Internalized Reasoning: The substantial improvement without KP hints at inference (70.08) shows that KnowRL improves the underlying policy itself, not just hint-conditioned behavior.
Effectiveness on Hard Problems: Gains are particularly large on challenging competition-style benchmarks (e.g., +15.11 on AIME25, +15.49 on CMIMC25 with CSS).

Analysis of Training Data Improvement

Training set analysis shows KnowRL effectively overcomes reward sparsity:

Base Model: 41.21% of queries had zero correct answers (mean accuracy 22.40%).
KnowRL (w/o inference KPs): Zero-correct fraction reduced to 13.00%, all-correct bucket raised to 34.28% (mean accuracy 64.30%).
KnowRL (w/ inference KPs): All-correct bucket further concentrated to 51.07% (mean accuracy 77.04%).
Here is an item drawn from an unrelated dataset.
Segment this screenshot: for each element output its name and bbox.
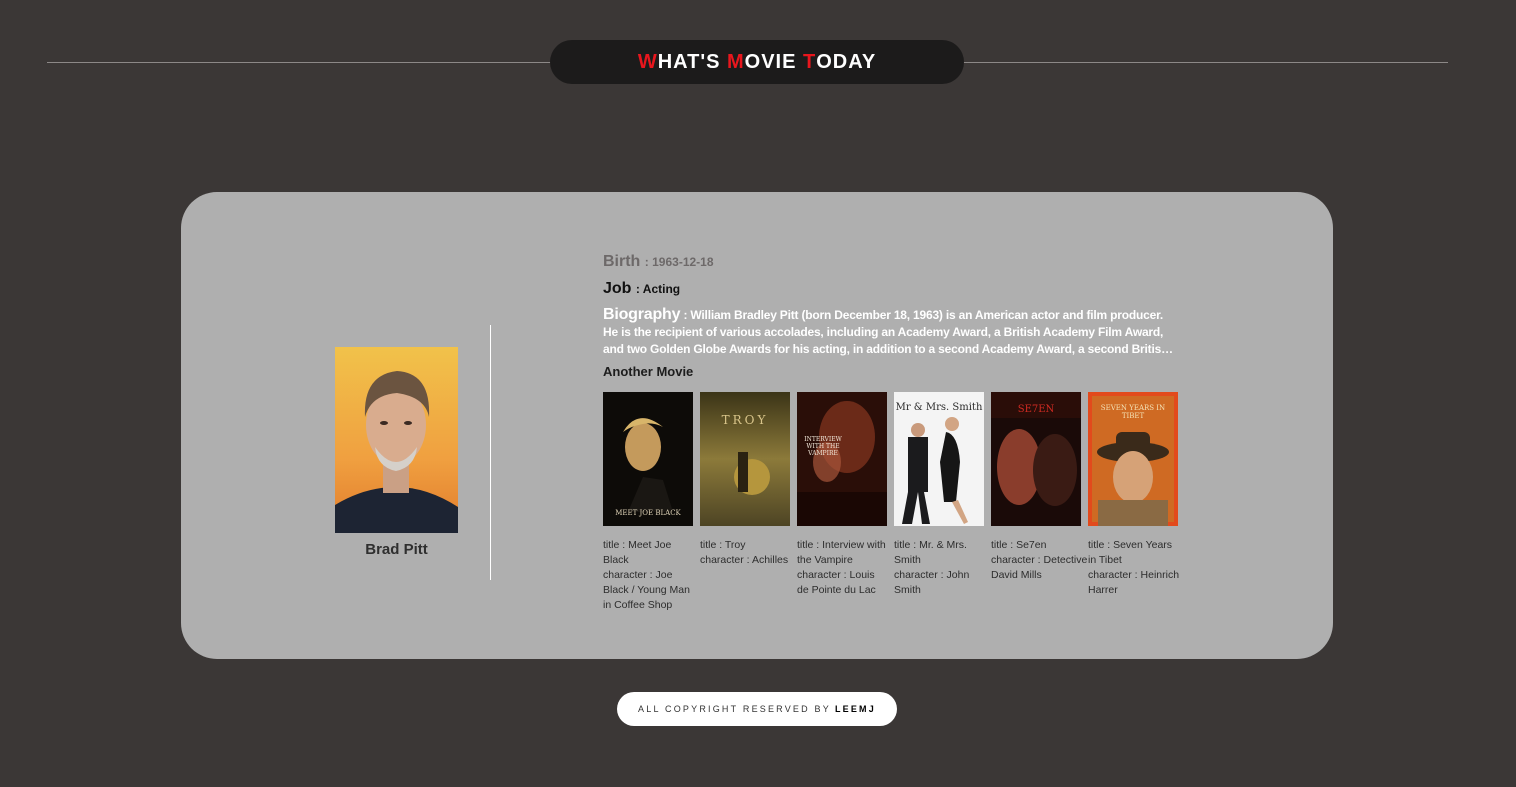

Theoretical and Practical Implications

Theoretical: Introduces and formalizes the minimal-sufficiency perspective and the pruning interaction paradox for hint-based RL. Provides a principled framework (CSS) for interaction-aware subset selection.
Practical: Demonstrates that compact, structured guidance is more effective and efficient than longer hints or heavy abstractions. The method reduces computational overhead by minimizing hint length and avoiding reliance on teacher models during online RL.

Conclusion

KnowRL presents an effective framework for RLVR that uses minimal-sufficient knowledge guidance. By decomposing hints into KPs and selecting robust subsets via CSS, it achieves new state-of-the-art results while maintaining efficiency. The work positions structured, compact guidance as a practical scaling principle for sparse-reward RL and opens directions for extending KP curation to broader reasoning domains.